Another somewhat important note; Zimbabwe's economy has been unstable for a long time. There was never fear of the government reaching into Zimbabwe cricket's coffers to divert funds. So what changed now? As Grant Flower details here, Zimbabwe cricket has had operational issues for years. So why take action now?
The problem now is coaches and players are now out of job for the foreseeable future. The best ones will be able to latch on in one of the many T20 leagues around the world, but this could be the end of the line for a lot of others. There is a human aspect of this decision many people won't realize. These coaches and players are the ones truly affected by the decision, both emotionally and financially. If the ICC was so worried about government intervention in Zimbabwe's revenue share, why not deliver the amounts to the players individually?

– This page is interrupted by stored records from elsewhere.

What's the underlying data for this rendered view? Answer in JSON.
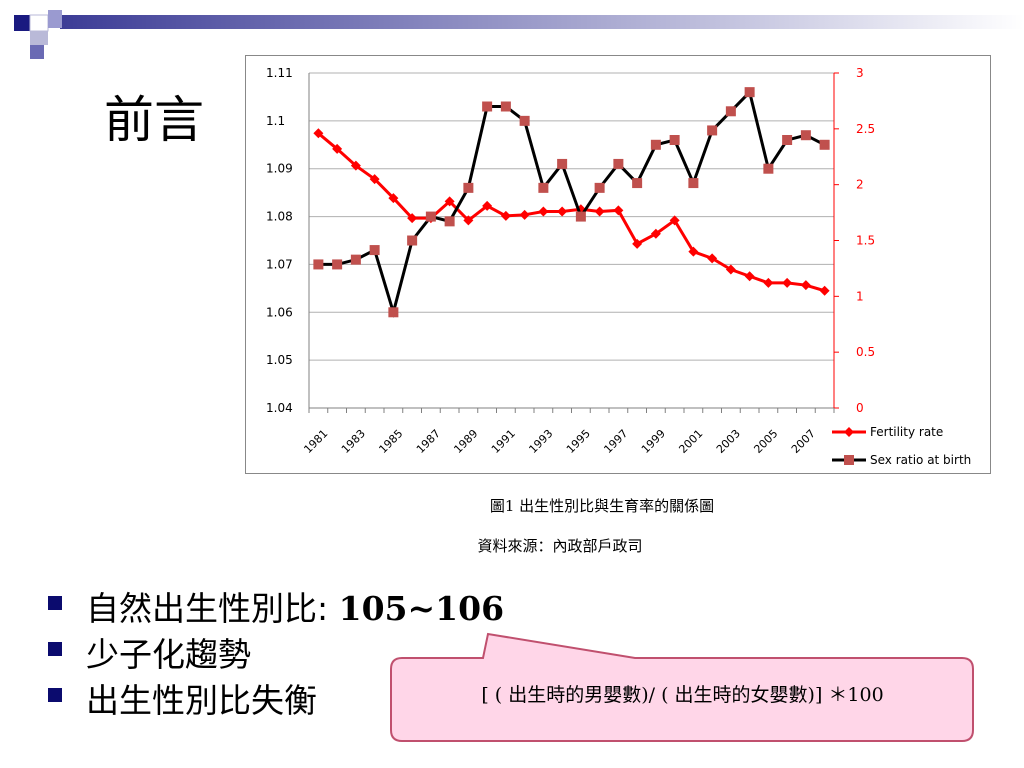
{
  "slide": {
    "title": "前言",
    "caption_figure": "圖1 出生性別比與生育率的關係圖",
    "caption_source": "資料來源：內政部戶政司",
    "bullets": [
      {
        "text": "自然出生性別比: ",
        "bold": "105~106"
      },
      {
        "text": "少子化趨勢",
        "bold": ""
      },
      {
        "text": "出生性別比失衡",
        "bold": ""
      }
    ],
    "callout": "[ ( 出生時的男嬰數)/ ( 出生時的女嬰數)]  ＊100"
  },
  "colors": {
    "fertility": "#ff0000",
    "sex_ratio": "#000000",
    "sex_ratio_marker": "#c0504d",
    "bullet": "#0b0b6e",
    "callout_fill": "#ffd6e8",
    "callout_stroke": "#c0506e"
  },
  "chart_data": {
    "type": "line",
    "x": [
      1981,
      1982,
      1983,
      1984,
      1985,
      1986,
      1987,
      1988,
      1989,
      1990,
      1991,
      1992,
      1993,
      1994,
      1995,
      1996,
      1997,
      1998,
      1999,
      2000,
      2001,
      2002,
      2003,
      2004,
      2005,
      2006,
      2007,
      2008
    ],
    "x_tick_labels": [
      "1981",
      "1983",
      "1985",
      "1987",
      "1989",
      "1991",
      "1993",
      "1995",
      "1997",
      "1999",
      "2001",
      "2003",
      "2005",
      "2007"
    ],
    "series": [
      {
        "name": "Fertility rate",
        "axis": "right",
        "marker": "diamond",
        "values": [
          2.46,
          2.32,
          2.17,
          2.05,
          1.88,
          1.7,
          1.7,
          1.85,
          1.68,
          1.81,
          1.72,
          1.73,
          1.76,
          1.76,
          1.78,
          1.76,
          1.77,
          1.47,
          1.56,
          1.68,
          1.4,
          1.34,
          1.24,
          1.18,
          1.12,
          1.12,
          1.1,
          1.05
        ]
      },
      {
        "name": "Sex ratio at birth",
        "axis": "left",
        "marker": "square",
        "values": [
          1.07,
          1.07,
          1.071,
          1.073,
          1.06,
          1.075,
          1.08,
          1.079,
          1.086,
          1.103,
          1.103,
          1.1,
          1.086,
          1.091,
          1.08,
          1.086,
          1.091,
          1.087,
          1.095,
          1.096,
          1.087,
          1.098,
          1.102,
          1.106,
          1.09,
          1.096,
          1.097,
          1.095
        ]
      }
    ],
    "y_left": {
      "ticks": [
        "1.04",
        "1.05",
        "1.06",
        "1.07",
        "1.08",
        "1.09",
        "1.1",
        "1.11"
      ],
      "range": [
        1.04,
        1.11
      ]
    },
    "y_right": {
      "ticks": [
        "0",
        "0.5",
        "1",
        "1.5",
        "2",
        "2.5",
        "3"
      ],
      "range": [
        0,
        3
      ]
    },
    "legend": "bottom-right"
  }
}
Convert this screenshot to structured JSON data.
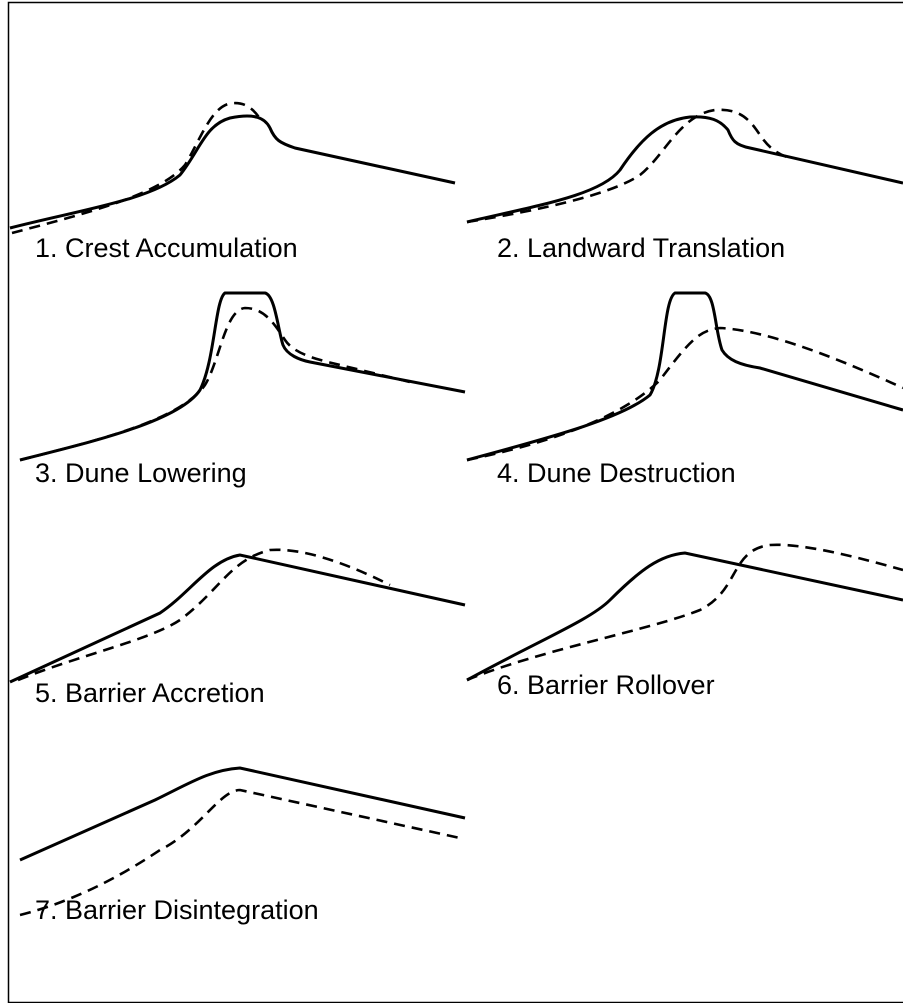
{
  "panels": [
    {
      "label": "1. Crest Accumulation"
    },
    {
      "label": "2. Landward Translation"
    },
    {
      "label": "3. Dune Lowering"
    },
    {
      "label": "4. Dune Destruction"
    },
    {
      "label": "5. Barrier Accretion"
    },
    {
      "label": "6. Barrier Rollover"
    },
    {
      "label": "7. Barrier Disintegration"
    }
  ]
}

Here's the part where it gets really stupid. Shortly before the World Cup, BCCI was considering sending a letter to the ICC to ban Pakistan from the tournament due to a recent terrorist attack. You think that wasn't politically motivated? When MS Dhoni sported gloves with an Indian military symbol, Prime Minister Narendra Modi got involved. Pakistan still can't host a tour because of an incident from a decade ago. You think all the world's cricket boards are throwing away decades of significant revenue to take some moral stand against Pakistan entirely on their own? If the ICC wants to keep the government out of sports, it's up to the boards to keep sports out of government agendas.
BCCI isn't getting suspended. We know that. But if the governing body for the sport wants to keep cricket "free from political interference", it can't be selective in its approach. The solution is to provide Zimbabwe with a structure the ICC wants to see. Meet with the members tasked with running the organization. Ensure they're adequately funded and dedicated to the game. Zimbabwe being suspended, as mentioned above, doesn't actually solve the problem at hand. This is like putting a Band-Aid on a bullet wound. Eventually, you have to actually take the bullet out.
Furthermore, the ICC isn't exactly a big proponent of growing the game itself. The most recent World Cup got cut to 10 teams. The 2023 edition is going to be the same. You want to know what it takes for a nation to get involved in the sport? Take a look at this absurdity.
Keep in mind Iceland cricket has zero, and I mean ZERO, incentive to lie about any of this. As the thread states, Iceland wouldn't need help from anyone if it had all those requirements in place to begin with. How does the governing body of an international sport fail to grow the game on this level? If Iceland's government gets involved, the ICC will suspend the team. But if it isn't doing anything to develop the game in the first place, then what's the real difference? Government intervention goes both ways. The ICC has to be capable to differentiating what is and isn't positive government action on behalf of the sport.
If the ICC wants to be taken seriously as a governing body, go after every board for its wrongdoings. Establish real solutions, not meaningless suspensions. Support nations trying to get into the sport from the top down. In short, do more than the bare freaking minimum of putting together a global tournament once a year. Allow a government to be involved in the growth of the sport for the right reasons. At the end of the day, this suspension only affects Zimbabwe coaches and players. They aren't even the intended targets.
The ICC has been backed into a corner over the years and is beginning to fight back. That's encouraging, except it is fighting back at the wrong people.